Les aéroports italiens s'envolent à nouveau en 2025 : plus de 229 millions de passagers
Il fut un temps, pas si lointain, où parler du trafic aérien en Italie signifiait parler d'aéroports vides, de terminaux [...].

Il fut un temps, pas si lointain, où parler du trafic aérien en Italie signifiait parler d'aéroports vides, de terminaux silencieux et de routes suspendues. Aujourd'hui, cette période est définitivement révolue.
Dans cet article :
Selon les données que vient de publier ENACen 2025, les aéroports italiens auront transité par plus de 229 millions de passagersavec une croissance de +5% par rapport à l'année précédente. Un chiffre qui photographie clairement une réalité désormais évidente pour quiconque fréquente les aéroports italiens : l'aviation civile est de nouveau sous les feux de la rampe.
Tourisme, voyages d'affaires, liaisons internationales : tout est reparti, et dans des proportions inégalées depuis longtemps.

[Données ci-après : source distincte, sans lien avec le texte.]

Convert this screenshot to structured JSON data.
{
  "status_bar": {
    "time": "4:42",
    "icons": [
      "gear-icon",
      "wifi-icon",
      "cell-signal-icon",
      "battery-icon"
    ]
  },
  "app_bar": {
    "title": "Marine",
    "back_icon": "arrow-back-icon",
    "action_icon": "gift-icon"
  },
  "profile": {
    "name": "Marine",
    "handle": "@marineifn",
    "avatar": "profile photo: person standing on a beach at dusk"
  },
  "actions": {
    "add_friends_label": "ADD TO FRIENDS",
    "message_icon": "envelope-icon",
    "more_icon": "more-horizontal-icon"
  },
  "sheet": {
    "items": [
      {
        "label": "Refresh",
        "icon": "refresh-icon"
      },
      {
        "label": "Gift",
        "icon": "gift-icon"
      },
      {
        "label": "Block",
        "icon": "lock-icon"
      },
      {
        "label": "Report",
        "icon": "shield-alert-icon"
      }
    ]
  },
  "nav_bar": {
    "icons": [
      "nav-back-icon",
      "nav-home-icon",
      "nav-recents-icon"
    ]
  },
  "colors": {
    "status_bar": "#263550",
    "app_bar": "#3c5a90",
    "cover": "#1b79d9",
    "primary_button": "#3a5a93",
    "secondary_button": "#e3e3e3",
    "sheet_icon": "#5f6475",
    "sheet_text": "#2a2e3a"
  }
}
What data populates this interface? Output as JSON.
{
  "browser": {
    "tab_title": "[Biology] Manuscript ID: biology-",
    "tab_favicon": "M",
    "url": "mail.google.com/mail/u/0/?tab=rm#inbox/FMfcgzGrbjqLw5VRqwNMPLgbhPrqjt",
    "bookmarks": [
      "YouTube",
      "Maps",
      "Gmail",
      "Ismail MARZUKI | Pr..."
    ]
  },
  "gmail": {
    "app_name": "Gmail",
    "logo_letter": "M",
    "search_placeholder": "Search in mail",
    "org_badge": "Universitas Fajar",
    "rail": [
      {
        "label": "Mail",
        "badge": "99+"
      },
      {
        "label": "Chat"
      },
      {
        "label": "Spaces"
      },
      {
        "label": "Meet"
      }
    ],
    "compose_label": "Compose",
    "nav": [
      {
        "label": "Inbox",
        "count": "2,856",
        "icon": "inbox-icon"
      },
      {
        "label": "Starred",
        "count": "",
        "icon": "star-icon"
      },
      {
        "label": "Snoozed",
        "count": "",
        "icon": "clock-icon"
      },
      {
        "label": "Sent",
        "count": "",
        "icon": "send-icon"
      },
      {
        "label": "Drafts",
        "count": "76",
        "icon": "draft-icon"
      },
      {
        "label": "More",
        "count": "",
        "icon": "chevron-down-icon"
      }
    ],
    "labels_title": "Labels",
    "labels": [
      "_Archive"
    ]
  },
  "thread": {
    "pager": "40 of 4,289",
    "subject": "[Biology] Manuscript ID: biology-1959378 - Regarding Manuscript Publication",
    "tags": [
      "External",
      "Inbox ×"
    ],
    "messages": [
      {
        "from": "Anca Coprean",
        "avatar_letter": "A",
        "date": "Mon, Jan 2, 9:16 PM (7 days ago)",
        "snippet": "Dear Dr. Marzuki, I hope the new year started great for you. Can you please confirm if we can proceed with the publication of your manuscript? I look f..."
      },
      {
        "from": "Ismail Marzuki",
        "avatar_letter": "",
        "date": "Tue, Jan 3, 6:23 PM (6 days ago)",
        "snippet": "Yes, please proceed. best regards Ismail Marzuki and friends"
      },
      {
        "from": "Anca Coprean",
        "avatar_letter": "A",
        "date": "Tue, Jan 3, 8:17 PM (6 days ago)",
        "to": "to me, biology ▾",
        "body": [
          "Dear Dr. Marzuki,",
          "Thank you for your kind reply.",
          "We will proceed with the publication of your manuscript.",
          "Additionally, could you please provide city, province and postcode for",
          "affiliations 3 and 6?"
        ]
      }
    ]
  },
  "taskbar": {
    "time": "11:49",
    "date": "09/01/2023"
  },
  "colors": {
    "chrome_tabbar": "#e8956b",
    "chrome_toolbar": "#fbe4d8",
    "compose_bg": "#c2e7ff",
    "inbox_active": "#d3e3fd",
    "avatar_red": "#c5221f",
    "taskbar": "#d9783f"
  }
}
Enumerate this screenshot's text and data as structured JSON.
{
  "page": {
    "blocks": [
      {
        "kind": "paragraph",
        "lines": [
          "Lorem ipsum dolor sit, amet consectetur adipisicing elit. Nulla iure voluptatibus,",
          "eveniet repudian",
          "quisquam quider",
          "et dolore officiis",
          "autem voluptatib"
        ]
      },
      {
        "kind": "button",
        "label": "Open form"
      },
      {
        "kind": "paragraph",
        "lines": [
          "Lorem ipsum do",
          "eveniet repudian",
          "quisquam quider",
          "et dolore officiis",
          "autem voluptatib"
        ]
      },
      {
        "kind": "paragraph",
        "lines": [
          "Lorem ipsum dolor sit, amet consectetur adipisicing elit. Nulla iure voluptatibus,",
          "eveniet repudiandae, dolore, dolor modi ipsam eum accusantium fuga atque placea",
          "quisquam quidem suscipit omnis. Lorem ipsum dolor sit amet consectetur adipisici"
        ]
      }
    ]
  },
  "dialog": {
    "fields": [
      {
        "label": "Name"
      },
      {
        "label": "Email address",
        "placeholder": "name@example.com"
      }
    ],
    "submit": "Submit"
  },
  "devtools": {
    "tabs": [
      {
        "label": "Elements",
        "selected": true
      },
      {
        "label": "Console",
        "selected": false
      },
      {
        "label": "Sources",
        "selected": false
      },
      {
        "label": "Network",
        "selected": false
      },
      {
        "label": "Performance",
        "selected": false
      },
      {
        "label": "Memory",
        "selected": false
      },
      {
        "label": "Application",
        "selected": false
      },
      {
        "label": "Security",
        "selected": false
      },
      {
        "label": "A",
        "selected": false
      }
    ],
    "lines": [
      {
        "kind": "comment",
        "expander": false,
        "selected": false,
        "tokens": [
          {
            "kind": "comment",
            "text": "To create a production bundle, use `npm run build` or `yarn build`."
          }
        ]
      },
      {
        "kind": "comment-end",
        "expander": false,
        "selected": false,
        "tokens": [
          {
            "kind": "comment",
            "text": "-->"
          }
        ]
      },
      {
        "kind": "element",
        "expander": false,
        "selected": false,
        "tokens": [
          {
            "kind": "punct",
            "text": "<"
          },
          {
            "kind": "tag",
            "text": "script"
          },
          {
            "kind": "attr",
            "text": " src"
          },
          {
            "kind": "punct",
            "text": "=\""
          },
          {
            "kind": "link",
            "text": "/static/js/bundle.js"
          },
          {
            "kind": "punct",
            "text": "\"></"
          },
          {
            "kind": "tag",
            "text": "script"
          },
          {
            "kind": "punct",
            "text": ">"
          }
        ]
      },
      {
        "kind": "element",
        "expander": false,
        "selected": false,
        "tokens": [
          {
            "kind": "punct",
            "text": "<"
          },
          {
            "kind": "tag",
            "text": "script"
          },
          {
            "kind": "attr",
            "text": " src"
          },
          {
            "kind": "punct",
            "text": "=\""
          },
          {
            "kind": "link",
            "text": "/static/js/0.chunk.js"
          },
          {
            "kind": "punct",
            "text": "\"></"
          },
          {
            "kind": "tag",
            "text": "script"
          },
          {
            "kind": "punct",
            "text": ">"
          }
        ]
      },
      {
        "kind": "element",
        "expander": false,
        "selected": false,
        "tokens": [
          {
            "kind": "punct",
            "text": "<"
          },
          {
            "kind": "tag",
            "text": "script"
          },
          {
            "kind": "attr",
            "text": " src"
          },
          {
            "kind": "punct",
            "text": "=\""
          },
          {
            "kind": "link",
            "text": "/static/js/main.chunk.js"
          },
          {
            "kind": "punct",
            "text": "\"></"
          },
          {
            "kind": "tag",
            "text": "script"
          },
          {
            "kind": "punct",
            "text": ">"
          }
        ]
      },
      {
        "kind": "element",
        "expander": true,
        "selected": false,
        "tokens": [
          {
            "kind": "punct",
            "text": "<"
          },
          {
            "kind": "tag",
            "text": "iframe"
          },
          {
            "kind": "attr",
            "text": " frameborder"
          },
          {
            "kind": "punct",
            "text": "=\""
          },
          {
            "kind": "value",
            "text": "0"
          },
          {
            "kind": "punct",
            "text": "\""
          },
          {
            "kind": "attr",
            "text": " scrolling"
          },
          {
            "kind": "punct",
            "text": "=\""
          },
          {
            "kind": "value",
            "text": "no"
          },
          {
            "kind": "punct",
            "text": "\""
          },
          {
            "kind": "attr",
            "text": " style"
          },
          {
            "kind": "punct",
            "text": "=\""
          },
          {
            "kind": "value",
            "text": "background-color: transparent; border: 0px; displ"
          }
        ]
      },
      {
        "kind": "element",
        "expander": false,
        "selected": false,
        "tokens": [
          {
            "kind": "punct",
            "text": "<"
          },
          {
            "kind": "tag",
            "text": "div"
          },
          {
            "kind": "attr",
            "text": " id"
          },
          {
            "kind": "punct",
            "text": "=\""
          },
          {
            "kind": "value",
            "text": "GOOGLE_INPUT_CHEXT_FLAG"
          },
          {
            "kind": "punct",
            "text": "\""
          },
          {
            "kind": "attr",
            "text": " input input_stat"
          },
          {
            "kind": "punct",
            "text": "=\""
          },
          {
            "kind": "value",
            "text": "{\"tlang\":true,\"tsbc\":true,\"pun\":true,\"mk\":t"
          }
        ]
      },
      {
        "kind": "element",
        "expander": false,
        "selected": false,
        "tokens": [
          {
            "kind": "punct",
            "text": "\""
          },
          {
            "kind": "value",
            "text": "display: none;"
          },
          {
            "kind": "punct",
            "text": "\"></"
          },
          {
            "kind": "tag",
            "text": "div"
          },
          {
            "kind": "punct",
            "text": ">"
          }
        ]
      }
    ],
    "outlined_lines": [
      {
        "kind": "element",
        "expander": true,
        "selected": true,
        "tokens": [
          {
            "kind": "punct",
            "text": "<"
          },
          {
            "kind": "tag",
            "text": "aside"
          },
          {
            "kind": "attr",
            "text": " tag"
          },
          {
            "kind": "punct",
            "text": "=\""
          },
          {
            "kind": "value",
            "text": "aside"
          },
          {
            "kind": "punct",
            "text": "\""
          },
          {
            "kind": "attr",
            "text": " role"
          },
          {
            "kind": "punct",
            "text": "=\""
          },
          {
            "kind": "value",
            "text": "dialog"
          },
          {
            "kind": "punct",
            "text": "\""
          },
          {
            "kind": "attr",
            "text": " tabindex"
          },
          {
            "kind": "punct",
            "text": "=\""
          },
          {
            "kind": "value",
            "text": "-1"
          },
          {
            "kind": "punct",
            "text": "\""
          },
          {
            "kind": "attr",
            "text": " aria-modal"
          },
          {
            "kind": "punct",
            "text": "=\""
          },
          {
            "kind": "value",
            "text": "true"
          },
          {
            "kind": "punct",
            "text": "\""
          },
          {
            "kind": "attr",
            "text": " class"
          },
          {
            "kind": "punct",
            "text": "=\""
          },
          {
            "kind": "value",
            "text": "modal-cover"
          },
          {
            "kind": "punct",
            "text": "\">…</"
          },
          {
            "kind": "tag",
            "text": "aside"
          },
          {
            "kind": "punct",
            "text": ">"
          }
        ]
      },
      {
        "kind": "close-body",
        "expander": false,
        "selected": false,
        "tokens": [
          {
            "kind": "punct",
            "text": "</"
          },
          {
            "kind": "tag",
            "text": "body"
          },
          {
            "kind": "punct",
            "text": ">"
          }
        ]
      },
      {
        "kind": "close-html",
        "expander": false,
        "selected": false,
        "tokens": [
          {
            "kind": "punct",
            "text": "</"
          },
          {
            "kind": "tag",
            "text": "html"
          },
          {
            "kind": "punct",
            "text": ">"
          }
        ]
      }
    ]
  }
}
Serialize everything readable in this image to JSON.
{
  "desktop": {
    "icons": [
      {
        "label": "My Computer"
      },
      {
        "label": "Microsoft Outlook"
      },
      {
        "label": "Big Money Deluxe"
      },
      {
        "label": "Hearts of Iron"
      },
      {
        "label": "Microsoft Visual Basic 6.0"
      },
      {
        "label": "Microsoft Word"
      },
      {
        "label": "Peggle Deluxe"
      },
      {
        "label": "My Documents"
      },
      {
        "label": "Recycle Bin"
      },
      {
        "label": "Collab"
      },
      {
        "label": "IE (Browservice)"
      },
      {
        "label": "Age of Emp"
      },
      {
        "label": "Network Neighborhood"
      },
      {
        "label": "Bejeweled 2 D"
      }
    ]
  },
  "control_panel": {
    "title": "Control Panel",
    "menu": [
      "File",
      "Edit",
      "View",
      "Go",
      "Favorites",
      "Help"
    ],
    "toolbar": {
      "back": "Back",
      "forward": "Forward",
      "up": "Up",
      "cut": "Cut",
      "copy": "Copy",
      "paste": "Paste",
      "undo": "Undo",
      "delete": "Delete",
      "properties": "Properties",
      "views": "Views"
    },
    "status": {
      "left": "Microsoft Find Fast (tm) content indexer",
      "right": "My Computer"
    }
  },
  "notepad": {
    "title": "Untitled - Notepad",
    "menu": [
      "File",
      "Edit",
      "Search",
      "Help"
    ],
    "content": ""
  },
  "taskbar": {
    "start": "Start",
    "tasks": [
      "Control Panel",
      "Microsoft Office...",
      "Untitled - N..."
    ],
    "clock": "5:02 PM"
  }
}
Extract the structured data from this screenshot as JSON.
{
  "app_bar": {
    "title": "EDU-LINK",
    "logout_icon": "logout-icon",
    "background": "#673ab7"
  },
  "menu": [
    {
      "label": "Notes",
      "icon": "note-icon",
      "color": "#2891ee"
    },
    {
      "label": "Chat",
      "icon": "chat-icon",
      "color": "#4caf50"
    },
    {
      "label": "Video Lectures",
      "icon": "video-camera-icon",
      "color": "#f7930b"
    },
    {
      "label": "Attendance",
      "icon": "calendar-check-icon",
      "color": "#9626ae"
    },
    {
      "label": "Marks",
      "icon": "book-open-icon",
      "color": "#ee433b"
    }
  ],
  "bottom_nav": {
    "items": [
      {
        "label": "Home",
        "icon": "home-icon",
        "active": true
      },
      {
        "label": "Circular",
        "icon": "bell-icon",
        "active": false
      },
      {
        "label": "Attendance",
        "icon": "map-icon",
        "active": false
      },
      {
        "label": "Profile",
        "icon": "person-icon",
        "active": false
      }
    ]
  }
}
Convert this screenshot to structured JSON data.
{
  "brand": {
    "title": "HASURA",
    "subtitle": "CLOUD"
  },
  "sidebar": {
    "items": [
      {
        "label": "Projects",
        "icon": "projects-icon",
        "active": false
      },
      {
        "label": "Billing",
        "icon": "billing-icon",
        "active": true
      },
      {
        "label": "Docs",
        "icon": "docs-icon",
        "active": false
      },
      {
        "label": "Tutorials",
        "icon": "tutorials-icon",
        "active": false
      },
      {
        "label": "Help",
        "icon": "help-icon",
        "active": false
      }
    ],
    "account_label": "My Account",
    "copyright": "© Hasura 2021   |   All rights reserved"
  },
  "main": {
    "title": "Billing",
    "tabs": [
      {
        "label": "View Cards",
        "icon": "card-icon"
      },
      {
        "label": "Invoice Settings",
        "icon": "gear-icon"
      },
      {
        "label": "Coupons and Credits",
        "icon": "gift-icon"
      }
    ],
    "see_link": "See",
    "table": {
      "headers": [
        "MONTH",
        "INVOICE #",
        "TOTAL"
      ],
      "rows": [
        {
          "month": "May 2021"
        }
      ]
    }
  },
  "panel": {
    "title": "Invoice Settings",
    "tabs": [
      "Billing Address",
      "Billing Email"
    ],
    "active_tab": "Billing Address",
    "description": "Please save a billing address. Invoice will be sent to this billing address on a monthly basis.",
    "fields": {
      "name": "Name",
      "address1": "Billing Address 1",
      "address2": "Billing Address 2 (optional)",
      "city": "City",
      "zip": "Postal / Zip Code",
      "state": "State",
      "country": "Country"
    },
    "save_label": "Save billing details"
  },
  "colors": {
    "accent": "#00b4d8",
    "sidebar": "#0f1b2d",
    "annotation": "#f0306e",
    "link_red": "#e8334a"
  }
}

Fiumicino reste le cœur du système
Dans ce grand mouvement de population, il y a un port d'escale qui continue à se tailler la part du lion. Rome Fiumicino s'affirme une fois de plus comme le premier aéroport d'Italieavec près de 51 millions de passagers et une part représentant plus d'un cinquième de l'ensemble du trafic national.
Un véritable rôle de hub, de plus en plus central dans les connexions entre l'Europe, les Amériques et le Moyen-Orient, et désormais fermement positionné parmi les principaux aéroports du continent.
De plus en plus d'Italiens partent à l'étranger
Le fait le plus marquant est peut-être un autre : L'Italie vole de plus en plus hors de ses frontières.
Le trafic international continue de croître fortement et représente désormais plus des deux tiers du total des passagers. L'Europe reste le premier bassin de référence, avec l'Espagne en tête et une ligne qui se confirme comme la reine du ciel italien : Rome-Madrid.
Un lien qui, année après année, montre mieux que toutes les statistiques à quel point l'axe entre l'Italie et la péninsule ibérique est devenu intense.
Protagonistes à faible coût
En se promenant dans n'importe quel aéroport italien aujourd'hui, il est facile de s'en rendre compte : le monde du low-cost est devenu l'épine dorsale du trafic de passagers.
En 2025, près de deux voyageurs sur trois ont emprunté une compagnie aérienne à bas prix. Un domaine qui se traduit par des millions de passagers et une présence de plus en plus répandue dans le pays.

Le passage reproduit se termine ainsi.